The meal requirement was met by the cheapest sandwich available, sometimes reused across tables, or sandwiches made of rubber.

Jacob Riis wrote in 1902 of saloon keepers who mocked the law by setting out "brick sandwiches" – two pieces of bread with a brick in between – thus fulfilling the legal requirement of serving food. He also wrote of an altercation in a saloon where a customer attempted to eat a sandwich that the bartender had served just for show; "the police restored the sandwich to the bartender and made no arrests."

==Raines law hotels==
Scores of "Raines law hotels", often located directly above saloons, opened. A year later, there were 1,500 of them in New York; in Brooklyn the number of registered hotels went from 13 to 800 after six months.

As a contemporary source put it, "This offered a premium on the transformation of saloons into hotels with bedrooms and led to unlooked-for evils," an increase in prostitution, as the rooms in many "Raines law hotels" were used mostly by prostitutes and unmarried couples. In some cases these rooms may not even have been available at all; in a 1917 novel, Susan Lenox: Her Fall And Rise, the protagonist sees "a Raines Law hotel with awnings, indicating that it was not merely a blind to give a saloon a hotel license but was actually open for business."

To fight the Raines law hotels the so-called Committee of Fourteen was organized in 1905.

==Consequences==
It was nominally a liquor tax, but its intention was to curb the consumption of alcohol by imposing stricter regulations which it failed to do.

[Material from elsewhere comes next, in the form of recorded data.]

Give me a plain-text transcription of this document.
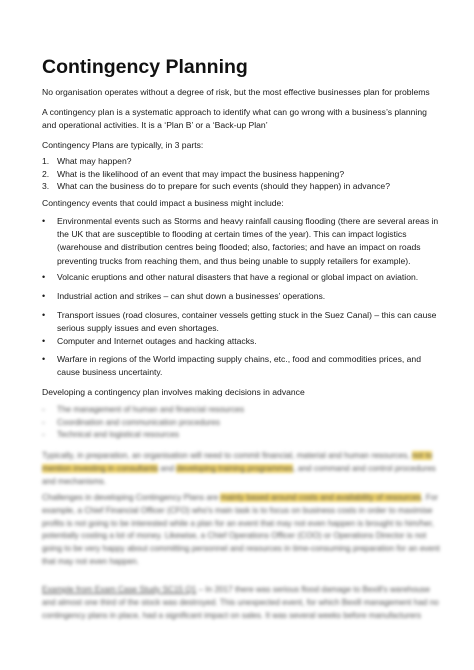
Contingency Planning

No organisation operates without a degree of risk, but the most effective businesses plan for problems

A contingency plan is a systematic approach to identify what can go wrong with a business’s planning and operational activities. It is a ‘Plan B’ or a ‘Back-up Plan’

Contingency Plans are typically, in 3 parts:

1. What may happen?
2. What is the likelihood of an event that may impact the business happening?
3. What can the business do to prepare for such events (should they happen) in advance?

Contingency events that could impact a business might include:

•	Environmental events such as Storms and heavy rainfall causing flooding (there are several areas in the UK that are susceptible to flooding at certain times of the year). This can impact logistics (warehouse and distribution centres being flooded; also, factories; and have an impact on roads preventing trucks from reaching them, and thus being unable to supply retailers for example).
•	Volcanic eruptions and other natural disasters that have a regional or global impact on aviation.
•	Industrial action and strikes – can shut down a businesses’ operations.
•	Transport issues (road closures, container vessels getting stuck in the Suez Canal) – this can cause serious supply issues and even shortages.
•	Computer and Internet outages and hacking attacks.
•	Warfare in regions of the World impacting supply chains, etc., food and commodities prices, and cause business uncertainty.

Developing a contingency plan involves making decisions in advance

-	The management of human and financial resources
-	Coordination and communication procedures
-	Technical and logistical resources

Typically, in preparation, an organisation will need to commit financial, material and human resources, not to mention investing in consultants and developing training programmes, and command and control procedures and mechanisms.

Challenges in developing Contingency Plans are mainly based around costs and availability of resources. For example, a Chief Financial Officer (CFO) who's main task is to focus on business costs in order to maximise profits is not going to be interested while a plan for an event that may not even happen is brought to him/her, potentially costing a lot of money. Likewise, a Chief Operations Officer (COO) or Operations Director is not going to be very happy about committing personnel and resources in time-consuming preparation for an event that may not even happen.

Example from Exam Case Study SC15 Q1 – In 2017 there was serious flood damage to Bexill's warehouse and almost one third of the stock was destroyed. This unexpected event, for which Bexill management had no contingency plans in place, had a significant impact on sales. It was several weeks before manufacturers
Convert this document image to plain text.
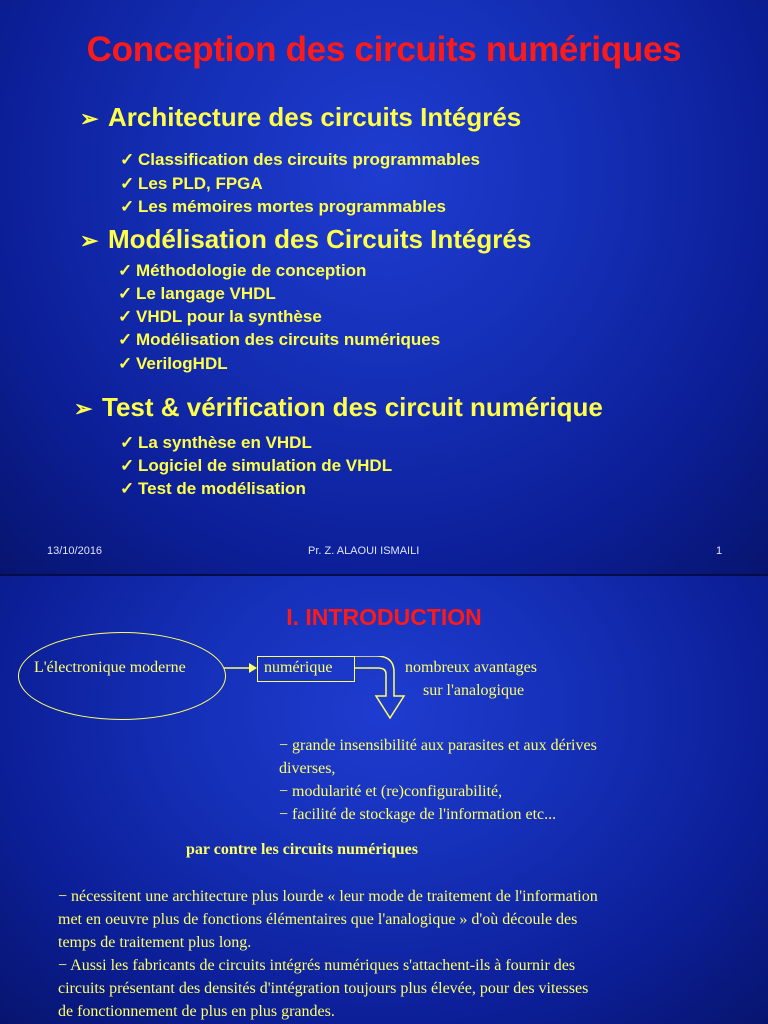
Conception des circuits numériques
➢ Architecture des circuits Intégrés
✓ Classification des circuits programmables
✓ Les PLD, FPGA
✓ Les mémoires mortes programmables
➢ Modélisation des Circuits Intégrés
✓ Méthodologie de conception
✓ Le langage VHDL
✓ VHDL pour la synthèse
✓ Modélisation des circuits numériques
✓ VerilogHDL
➢ Test & vérification des circuit numérique
✓ La synthèse en VHDL
✓ Logiciel de simulation de VHDL
✓ Test de modélisation
13/10/2016	Pr. Z. ALAOUI ISMAILI	1
I. INTRODUCTION
L'électronique moderne	numérique	nombreux avantages
sur l'analogique
− grande insensibilité aux parasites et aux dérives
diverses,
− modularité et (re)configurabilité,
− facilité de stockage de l'information etc...
par contre les circuits numériques
− nécessitent une architecture plus lourde « leur mode de traitement de l'information
met en oeuvre plus de fonctions élémentaires que l'analogique » d'où découle des
temps de traitement plus long.
− Aussi les fabricants de circuits intégrés numériques s'attachent-ils à fournir des
circuits présentant des densités d'intégration toujours plus élevée, pour des vitesses
de fonctionnement de plus en plus grandes.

By 1911, the Committee had successfully lobbied for the shutdown of many of the Raines law hotels.

==In popular culture==
A shabby, Raines law hotel-type New York City saloon and rooming house serves as the 1912 setting of the classic play The Iceman Cometh, by Eugene O'Neill.

A bar named the Raines Law Room, at the Williams Hotel in New York City, is named in commemoration of the impact of the law.